Menurut budayawan Betawi Yahya Andi Saputra, muasal istilah “Segitiga Senen” bertujuan untuk mempermudah menemukan lokasi tersebut. “Nama Segitiga Senen muncul guna mempermudah orang mencari alamat atau patokan,” kata dia kepada senibudayabetawi.com baru-baru ini.
Lantas kenapa disebut segitiga? Ia melanjutkan bahwa segitiga karena merujuk pada bentuk jalan di kawasan Atrium Senen yang membentuk garis segitiga jika terlihat dari atas. Nah, sebelum maraknya bangunan pertokoan di kawasan ini banyak didiami oleh masyarakat etnis Tionghoa. Itulah kenapa di daerah ini banyak sekali rumah-rumah bergaya Tionghoa. Demikian pula mereka juga berdagang di sini.
Menariknya pula, di “Segitiga Senen” merupakan pusat berkumpulnya para seniman jalanan yang mencari inspirasi. Meski hal tersebut kemudian dibantah oleh Yahya. “Kalau para seniman di Planet Senen yang dekat dengan Stasiun Pasar Senen,” kata dia.
Segitiga Senen telah menjelma menjadi gedung serta pertokoan bertingkat. Misalnya di Hotel Oasis, Cowel Tower hingga Allson Residence.

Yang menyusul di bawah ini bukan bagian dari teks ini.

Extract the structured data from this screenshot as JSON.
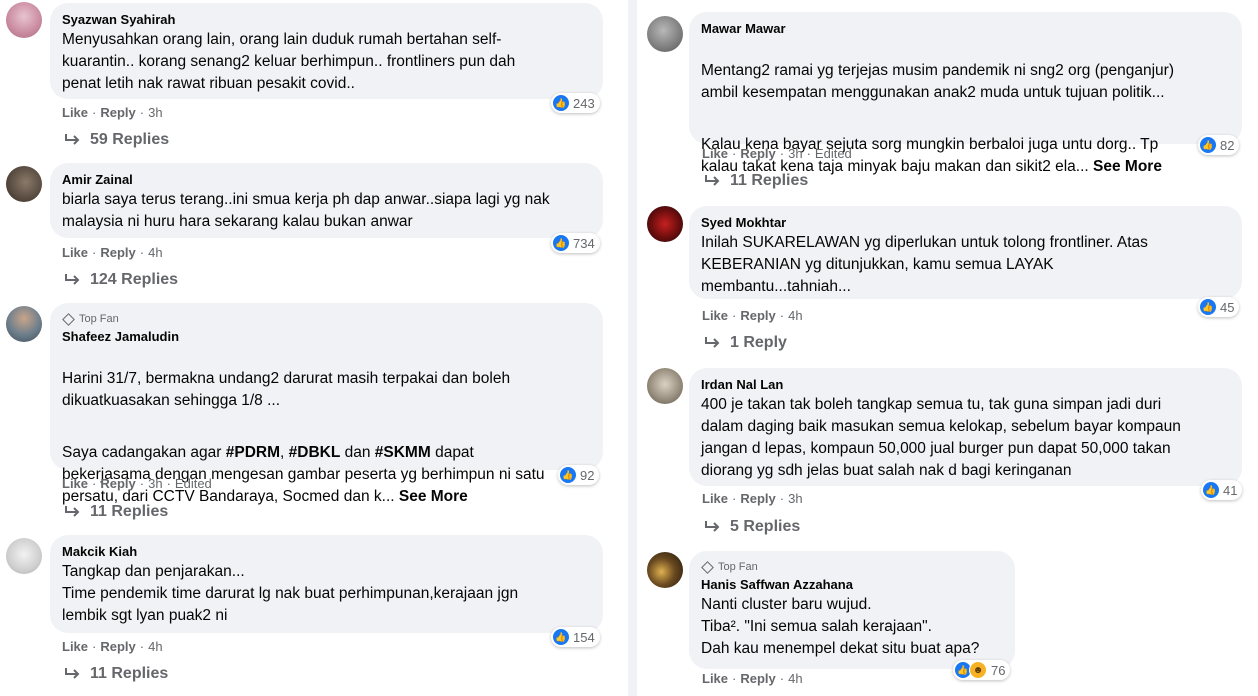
{
  "left_comments": [
    {
      "author": "Syazwan Syahirah",
      "badge": "",
      "paragraphs": [
        "Menyusahkan orang lain, orang lain duduk rumah bertahan self-\nkuarantin.. korang senang2 keluar berhimpun.. frontliners pun dah\npenat letih nak rawat ribuan pesakit covid.."
      ],
      "see_more": "",
      "like": "Like",
      "reply": "Reply",
      "time": "3h",
      "edited": "",
      "reaction_count": "243",
      "replies_label": "59 Replies",
      "avatar_color": "#d9a3b5"
    },
    {
      "author": "Amir Zainal",
      "badge": "",
      "paragraphs": [
        "biarla saya terus terang..ini smua kerja ph dap anwar..siapa lagi yg nak\nmalaysia ni huru hara sekarang kalau bukan anwar"
      ],
      "see_more": "",
      "like": "Like",
      "reply": "Reply",
      "time": "4h",
      "edited": "",
      "reaction_count": "734",
      "replies_label": "124 Replies",
      "avatar_color": "#6b5a4e"
    },
    {
      "author": "Shafeez Jamaludin",
      "badge": "Top Fan",
      "paragraphs": [
        "Harini 31/7, bermakna undang2 darurat masih terpakai dan boleh\ndikuatkuasakan sehingga 1/8 ..."
      ],
      "para2_pre": "Saya cadangakan agar ",
      "hashtags": [
        "#PDRM",
        "#DBKL",
        "#SKMM"
      ],
      "joiners": [
        ", ",
        " dan ",
        " dapat"
      ],
      "para2_post": "bekerjasama dengan mengesan gambar peserta yg berhimpun ni satu\npersatu, dari CCTV Bandaraya, Socmed dan k... ",
      "see_more": "See More",
      "like": "Like",
      "reply": "Reply",
      "time": "3h",
      "edited": "Edited",
      "reaction_count": "92",
      "replies_label": "11 Replies",
      "avatar_color": "#5c6f7d"
    },
    {
      "author": "Makcik Kiah",
      "badge": "",
      "paragraphs": [
        "Tangkap dan penjarakan...\nTime pendemik time darurat lg nak buat perhimpunan,kerajaan jgn\nlembik sgt lyan puak2 ni"
      ],
      "see_more": "",
      "like": "Like",
      "reply": "Reply",
      "time": "4h",
      "edited": "",
      "reaction_count": "154",
      "replies_label": "11 Replies",
      "avatar_color": "#d8d8d8"
    }
  ],
  "right_comments": [
    {
      "author": "Mawar Mawar",
      "badge": "",
      "paragraphs": [
        "Mentang2 ramai yg terjejas musim pandemik ni sng2 org (penganjur)\nambil kesempatan menggunakan anak2 muda untuk tujuan politik...",
        "Kalau kena bayar sejuta sorg mungkin berbaloi juga untu dorg.. Tp\nkalau takat kena taja minyak baju makan dan sikit2 ela... "
      ],
      "see_more": "See More",
      "like": "Like",
      "reply": "Reply",
      "time": "3h",
      "edited": "Edited",
      "reaction_count": "82",
      "replies_label": "11 Replies",
      "avatar_color": "#8a8a8a"
    },
    {
      "author": "Syed Mokhtar",
      "badge": "",
      "paragraphs": [
        "Inilah SUKARELAWAN yg diperlukan untuk tolong frontliner. Atas\nKEBERANIAN yg ditunjukkan, kamu semua LAYAK\nmembantu...tahniah..."
      ],
      "see_more": "",
      "like": "Like",
      "reply": "Reply",
      "time": "4h",
      "edited": "",
      "reaction_count": "45",
      "replies_label": "1 Reply",
      "avatar_color": "#7a1010"
    },
    {
      "author": "Irdan Nal Lan",
      "badge": "",
      "paragraphs": [
        "400 je takan tak boleh tangkap semua tu, tak guna simpan jadi duri\ndalam daging baik masukan semua kelokap, sebelum bayar kompaun\njangan d lepas, kompaun 50,000 jual burger pun dapat 50,000 takan\ndiorang yg sdh jelas buat salah nak d bagi keringanan"
      ],
      "see_more": "",
      "like": "Like",
      "reply": "Reply",
      "time": "3h",
      "edited": "",
      "reaction_count": "41",
      "replies_label": "5 Replies",
      "avatar_color": "#9a9080"
    },
    {
      "author": "Hanis Saffwan Azzahana",
      "badge": "Top Fan",
      "paragraphs": [
        "Nanti cluster baru wujud.\nTiba². \"Ini semua salah kerajaan\".\nDah kau menempel dekat situ buat apa?"
      ],
      "see_more": "",
      "like": "Like",
      "reply": "Reply",
      "time": "4h",
      "edited": "",
      "reaction_count": "76",
      "replies_label": "",
      "avatar_color": "#3b2a1a"
    }
  ],
  "colors": {
    "bubble": "#f0f2f5",
    "like_blue": "#1877f2",
    "meta_gray": "#65676b"
  }
}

Dalam 212 Asal-Usul Djakarta Tempo Dulu, penamaan Senen diyakini berasal dari nama pasar saat kolonial Belanda. Pasalnya, kawasan ini berupa rawa dan belukar saja. Lalu menjadi tanah pertanian yang subur dan melimpah. Justinus Vinck tertarik dengan komoditas tersebut.

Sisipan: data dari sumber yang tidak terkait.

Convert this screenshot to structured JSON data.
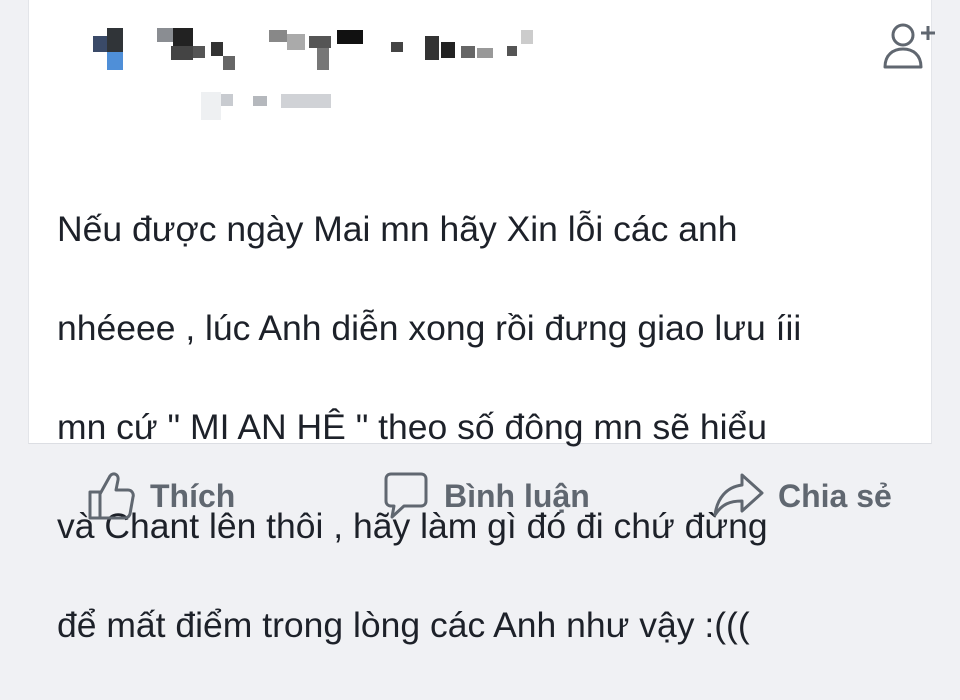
{
  "post": {
    "author_name_pixelated": true,
    "author_meta_pixelated": true,
    "lines": [
      "Nếu được ngày Mai mn hãy Xin lỗi các anh",
      "nhéeee , lúc Anh diễn xong rồi đưng giao lưu íii",
      "mn cứ \" MI AN HÊ \" theo số đông mn sẽ hiểu",
      "và Chant lên thôi , hãy làm gì đó đi chứ đừng",
      "để mất điểm trong lòng các Anh như vậy :((("
    ],
    "add_friend_icon": "add-friend-icon"
  },
  "actions": {
    "like": {
      "label": "Thích",
      "icon": "like-icon"
    },
    "comment": {
      "label": "Bình luận",
      "icon": "comment-icon"
    },
    "share": {
      "label": "Chia sẻ",
      "icon": "share-icon"
    }
  },
  "colors": {
    "text": "#1d2129",
    "action_text": "#606770",
    "icon": "#606770",
    "background": "#f0f1f4",
    "card": "#ffffff"
  }
}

Maka kemudian dia mendirikan pasar di ujung selatan Jalan Gunung Sahari pada 30 Agustus 1735. Orang-orang Belanda menyebutnya Vinckpasser (Pasar Vink). Akan tetapi masyarakat pribumi lebih mengenalnya sebagai Pasar Senen karena hanya buka setiap hari Senin.